Today, Gov. John Bel Edwards welcomed Israel-based Check Point Software Technologies Ltd. to Louisiana, where the company will pursue a cybersecurity partnership with Stephenson Technologies Corporation, LSU’s applied research corporation serving U.S. federal markets.
Gov. Edwards met with Check Point officials in October 2018 during an economic development mission to Israel. That exchange laid the groundwork for the new partnership to build on cybersecurity initiatives at LSU. Check Point is an international network security vendor with 4,300 employees who protect over 100,000 global businesses and organizations from cyber attacks.
The company will work with Stephenson Technologies Corp. to commission the partnership’s Innovation and Integration Lab, dedicated to developing next-generation cybersecurity solutions for industry and government clients. The partnership agreement was signed by Julie Mitchell, Check Point strategic account manager, and Jeff Moulton, president of Stephenson Technologies Corp.
“I am happy to welcome Check Point Software Technologies to Louisiana as we continue to expand our role as a U.S. leader in cybersecurity innovation,” Gov. Edwards said. “Cyber threats are always evolving, and new partnerships such as this one with Stephenson Technologies Corp. at LSU represent a critical effort for protecting vital assets, both public and private. This agreement is a direct result of our meeting with Check Point officials in Tel Aviv during our trade mission to Israel last fall. We look forward to a rewarding relationship that will build Louisiana’s strength and leadership in cybersecurity.”

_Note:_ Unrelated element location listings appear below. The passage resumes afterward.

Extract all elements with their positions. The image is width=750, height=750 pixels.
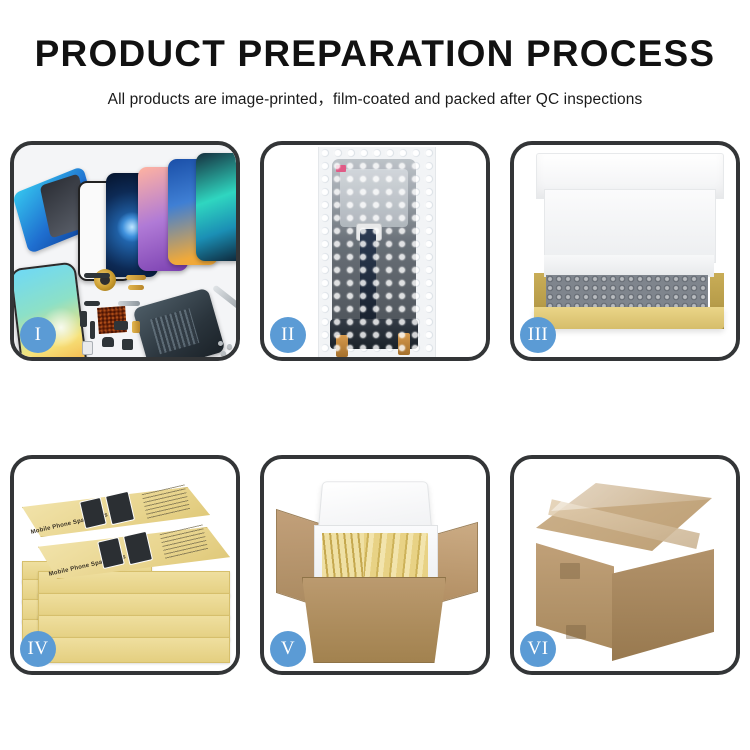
small-part-3 — [128, 285, 144, 290]
gold-tab-left — [336, 335, 348, 357]
step-panel-1: I — [10, 141, 240, 361]
pink-sticker — [336, 165, 346, 172]
step-panel-4: Mobile Phone Spare Parts Mobile Phone Sp… — [10, 455, 240, 675]
step-panel-3: III — [510, 141, 740, 361]
small-part-2 — [126, 275, 146, 280]
carton-right-face — [612, 549, 714, 661]
page-header: PRODUCT PREPARATION PROCESS All products… — [0, 0, 750, 109]
grey-bubble-padding — [546, 275, 708, 309]
step-panel-6: VI — [510, 455, 740, 675]
step-badge-2: II — [270, 317, 306, 353]
process-steps-grid: I II III — [10, 141, 740, 675]
small-part-6 — [90, 321, 95, 339]
phone-rear-housing — [132, 288, 225, 357]
step-badge-6: VI — [520, 631, 556, 667]
small-part-9 — [102, 337, 114, 347]
page-title: PRODUCT PREPARATION PROCESS — [0, 34, 750, 75]
stacked-box-h — [38, 637, 230, 663]
page-subtitle: All products are image-printed，film-coat… — [0, 87, 750, 109]
yellow-boxes-inside-left — [322, 533, 364, 581]
box-lid-inner-wall — [544, 189, 716, 263]
step-badge-3: III — [520, 317, 556, 353]
box-stack: Mobile Phone Spare Parts Mobile Phone Sp… — [22, 475, 234, 667]
tweezers-tool — [212, 285, 236, 312]
white-foam-sheet — [544, 255, 714, 277]
gold-tab-right — [398, 333, 410, 355]
step-panel-2: II — [260, 141, 490, 361]
phone-screen-teal — [196, 153, 236, 261]
small-part-11 — [122, 339, 133, 350]
small-part-10 — [82, 341, 93, 355]
small-part-8 — [114, 321, 128, 330]
carton-hand-tab-top — [560, 563, 580, 579]
step-badge-5: V — [270, 631, 306, 667]
carton-body — [302, 577, 446, 663]
lcd-flex-cable — [360, 229, 376, 325]
step-badge-1: I — [20, 317, 56, 353]
tray-front-edge — [534, 307, 724, 329]
small-part-7 — [118, 301, 140, 306]
small-part-4 — [84, 301, 100, 306]
screws-group — [218, 341, 236, 357]
step-badge-4: IV — [20, 631, 56, 667]
small-part-1 — [84, 273, 110, 278]
small-part-12 — [132, 321, 140, 333]
step-panel-5: V — [260, 455, 490, 675]
carton-hand-tab-bottom — [566, 625, 586, 639]
small-part-5 — [80, 311, 87, 327]
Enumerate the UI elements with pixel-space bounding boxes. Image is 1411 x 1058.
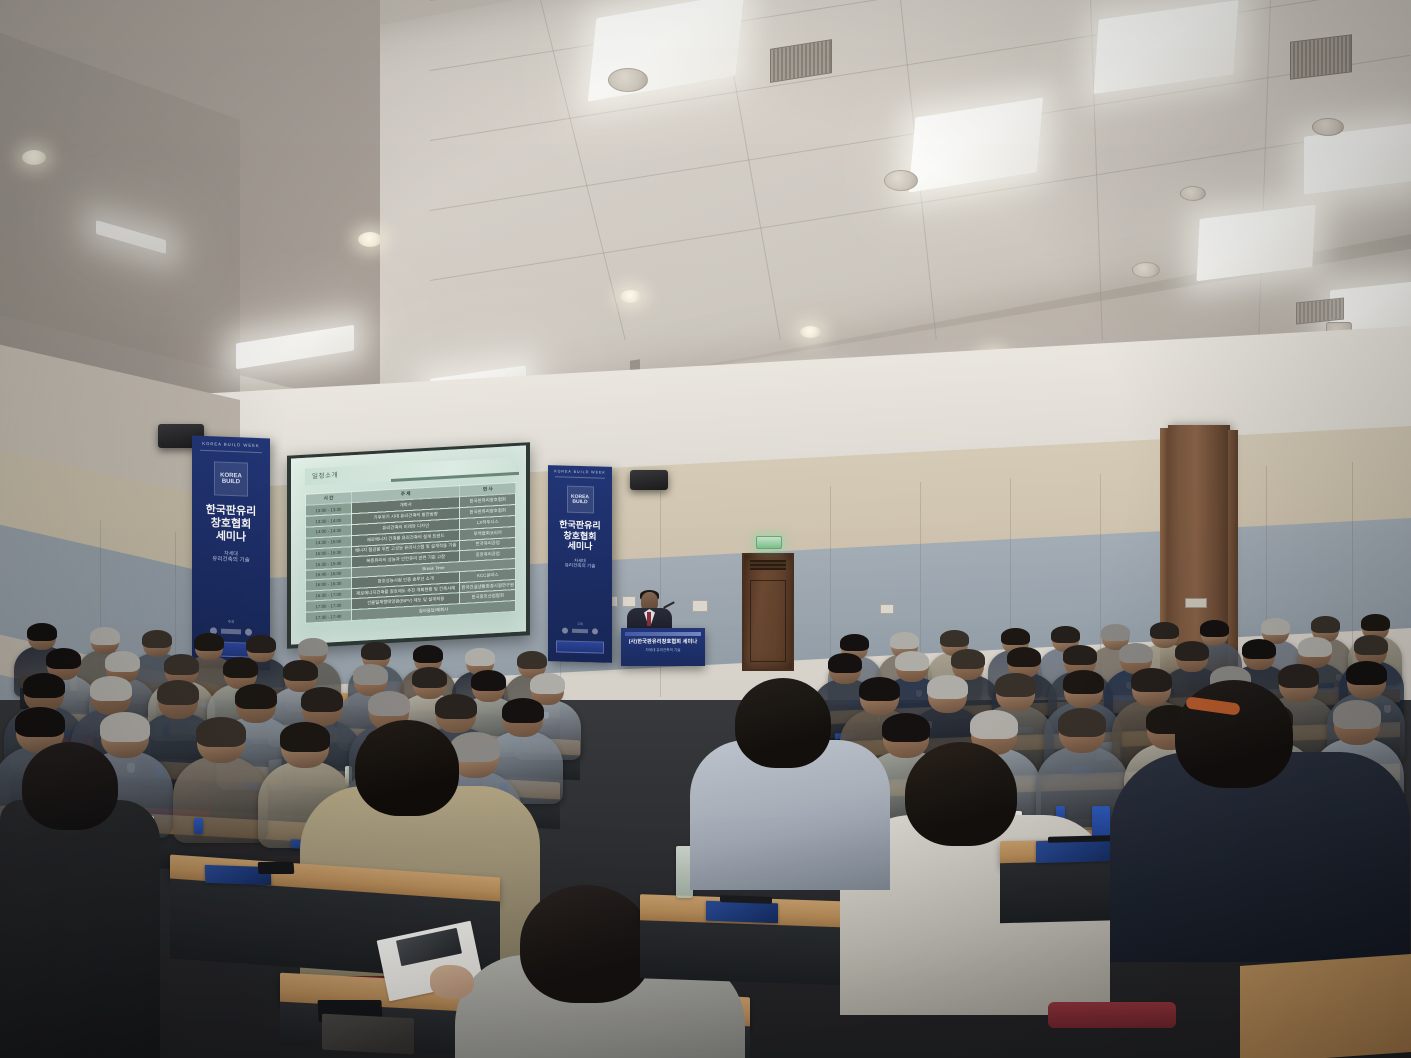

One element of the new partnership is designed to develop cybersecurity training scenarios at the Joint Cyber Training Lab in LSU Innovation Park, with the LSU-based team integrating, customizing and testing a variety of Check Point products and technologies. The Joint Cyber Training Lab has worked extensively with the Louisiana National Guard’s cybersecurity specialists and has led the Cyber Shield training exercise involving National Guard cybersecurity teams from all 50 states.
The governor established the Louisiana Cybersecurity Commission in 2017. Two of its leaders – Moulton and Maj. Gen. Glenn Curtis of the Louisiana National Guard – accompanied the governor to Israel last fall and took part in cybersecurity discussions there. Israel attracted $815 million in cyber venture capital in 2017, with the nation cultivating 143 cybersecurity startups in the past two years and shipping as much as $6.5 billion in annual cybersecurity exports.
“The evolving challenges we face in cybersecurity – particularly around critical infrastructure and resilience – need new ways of thinking, and we’re excited about working with a company of Check Point’s technical caliber to develop new technologies,” Moulton said. “Check Point’s decision to join us in building an Innovation and Integration Lab underscores the importance of these challenges, affirms STC’s deep cyber capabilities, and underscores the importance of Gov. Edwards’ focus on cybersecurity and his ability to build relationships internationally.”
Prior to Tuesday’s signing ceremony, as part of the Stephenson Technologies Corp. work to support the U.S. Department of Defense and the Louisiana National Guard in research and development around critical infrastructure challenges, Gov. Edwards and other guests viewed a demonstration that included a cyber-based attack at LSU’s Fire & Emergency Training Institute. Tour participants included LSU President F. King Alexander, Maj. Gen. Curtis, Check Point officials Julie Mitchell and Razi Mukatren, and several others.
Gov. Edwards serves as co-chairman of the Resource Center for State Cybersecurity within the National Governors Association, or NGA. In May 2019, he will bring private sector leaders in the cybersecurity industry; educators, researchers and students; and the gubernatorial administrations of all 50 states to a cybersecurity event in Shreveport-Bossier City, Louisiana, home of the 3,000-acre National Cyber Research Park.
Louisiana has pursued an aggressive software and IT sector strategy during the past decade, a period that has seen the state invest over $200 million in higher education STEM initiatives, from cybersecurity to advanced manufacturing, with over 20,000 new direct and indirect jobs resulting from the effort. Two-thirds of those jobs are associated with university partnerships with CenturyLink, GE Digital, IBM, General Dynamics Information Technology, CGI, EA and DXC Technology. Advanced manufacturing partnerships with such companies as Sasol, Benteler Steel/Tube and Boeing have generated a third of the technology jobs associated with higher education initiatives.